Wise words

18th September 1998, 1:00am
Organising for a Literacy Hour: Quality Learning and Teaching Time
By Sandra Iversen and Tracey Reeder
Kingscourt, #163;14.95.

Succinct and to the point, Organising for a Literacy Hour is a book I would happily recommend to newly- qualified teachers preparing to teach at key stage 1. And it should also be helpful to existing teachers who want to review their own practices.

It builds up, through chapters that discuss terminology, concepts, resources, planning, assessment and timetables, to the crucial issues of managing and implementing the literacy hour. Rather oddly, it talks about “heterogeneous” and “homogeneous” groups rather than “mixed-ability” and “ability” groups, but it is otherwise sure-footed in what it has to say.
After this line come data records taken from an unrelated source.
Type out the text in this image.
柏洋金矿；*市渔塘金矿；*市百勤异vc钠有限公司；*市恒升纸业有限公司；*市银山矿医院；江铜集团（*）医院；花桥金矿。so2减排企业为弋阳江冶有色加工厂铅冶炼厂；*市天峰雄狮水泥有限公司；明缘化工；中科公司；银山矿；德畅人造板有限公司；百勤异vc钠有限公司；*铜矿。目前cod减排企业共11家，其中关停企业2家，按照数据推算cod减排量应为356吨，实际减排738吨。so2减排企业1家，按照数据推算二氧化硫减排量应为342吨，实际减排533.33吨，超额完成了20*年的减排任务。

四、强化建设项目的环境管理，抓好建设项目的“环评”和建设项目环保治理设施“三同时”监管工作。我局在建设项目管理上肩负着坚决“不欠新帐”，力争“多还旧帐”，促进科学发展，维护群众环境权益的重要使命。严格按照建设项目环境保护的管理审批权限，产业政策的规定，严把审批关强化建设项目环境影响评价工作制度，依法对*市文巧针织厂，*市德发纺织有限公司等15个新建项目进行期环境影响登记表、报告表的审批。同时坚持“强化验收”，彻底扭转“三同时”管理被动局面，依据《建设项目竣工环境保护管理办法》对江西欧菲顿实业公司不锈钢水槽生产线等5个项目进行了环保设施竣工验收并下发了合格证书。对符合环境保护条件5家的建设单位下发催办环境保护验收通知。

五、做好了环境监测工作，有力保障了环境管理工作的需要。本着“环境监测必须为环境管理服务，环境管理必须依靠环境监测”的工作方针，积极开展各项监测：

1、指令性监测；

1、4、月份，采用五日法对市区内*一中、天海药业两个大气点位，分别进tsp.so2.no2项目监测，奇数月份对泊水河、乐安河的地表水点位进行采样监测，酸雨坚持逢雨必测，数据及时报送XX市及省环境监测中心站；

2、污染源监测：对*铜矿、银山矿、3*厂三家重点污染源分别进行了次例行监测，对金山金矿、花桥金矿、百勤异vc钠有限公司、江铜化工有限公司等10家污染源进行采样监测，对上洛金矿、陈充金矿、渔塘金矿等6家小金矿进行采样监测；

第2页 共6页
The issues of reading a class story aloud, shared, guided and independent reading, shared and guided writing and work at the word and sentence levels are all clearly distinguished and tellingly illustrated in terms of sample lessons and typical teacher-talk.
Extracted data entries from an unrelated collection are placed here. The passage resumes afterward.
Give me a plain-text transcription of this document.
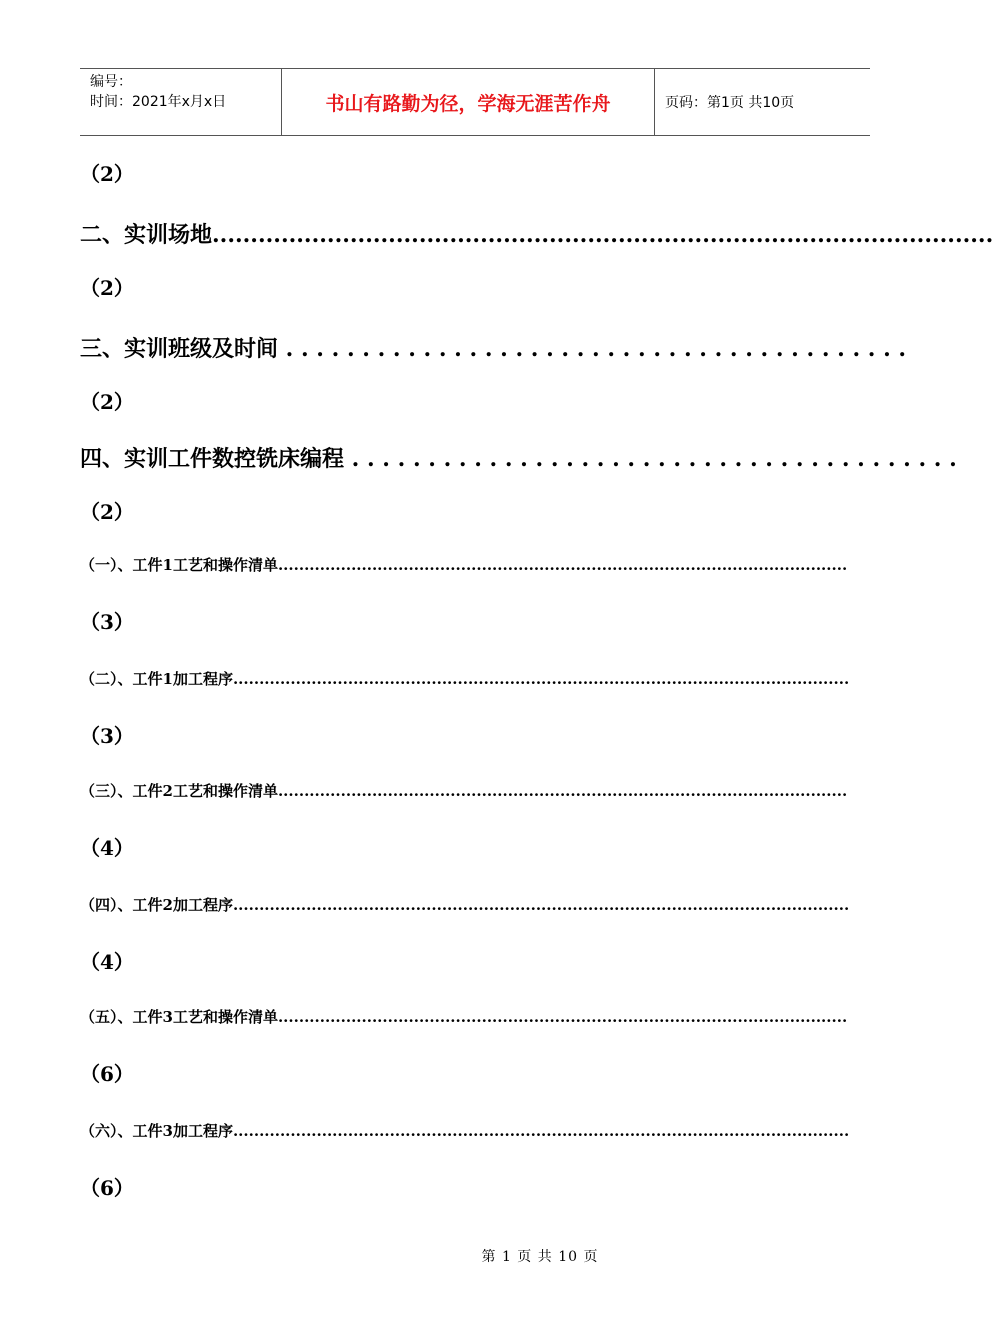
编号：
时间：2021年x月x日	书山有路勤为径，学海无涯苦作舟	页码：第1页 共10页
（2）
二、实训场地......................................................................................................
（2）
三、实训班级及时间 . . . . . . . . . . . . . . . . . . . . . . . . . . . . . . . . . . . . . . . . .
（2）
四、实训工件数控铣床编程 . . . . . . . . . . . . . . . . . . . . . . . . . . . . . . . . . . . . . . . .
（2）
（一）、工件1工艺和操作清单.............................................................................................................
（3）
（二）、工件1加工程序......................................................................................................................
（3）
（三）、工件2工艺和操作清单.............................................................................................................
（4）
（四）、工件2加工程序......................................................................................................................
（4）
（五）、工件3工艺和操作清单.............................................................................................................
（6）
（六）、工件3加工程序......................................................................................................................
（6）
第 1 页 共 10 页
The last chapter runs through the preparation and approach taken by a particular teacher over the first few weeks of a new school year with a new class. If, in the earlier chapters, one felt relevant issues were raised without always being suffi-ciently considered, the later chapters give the reader a firm, confidence-inspiring basis for emulation. This is surely how the literacy hour ought to work.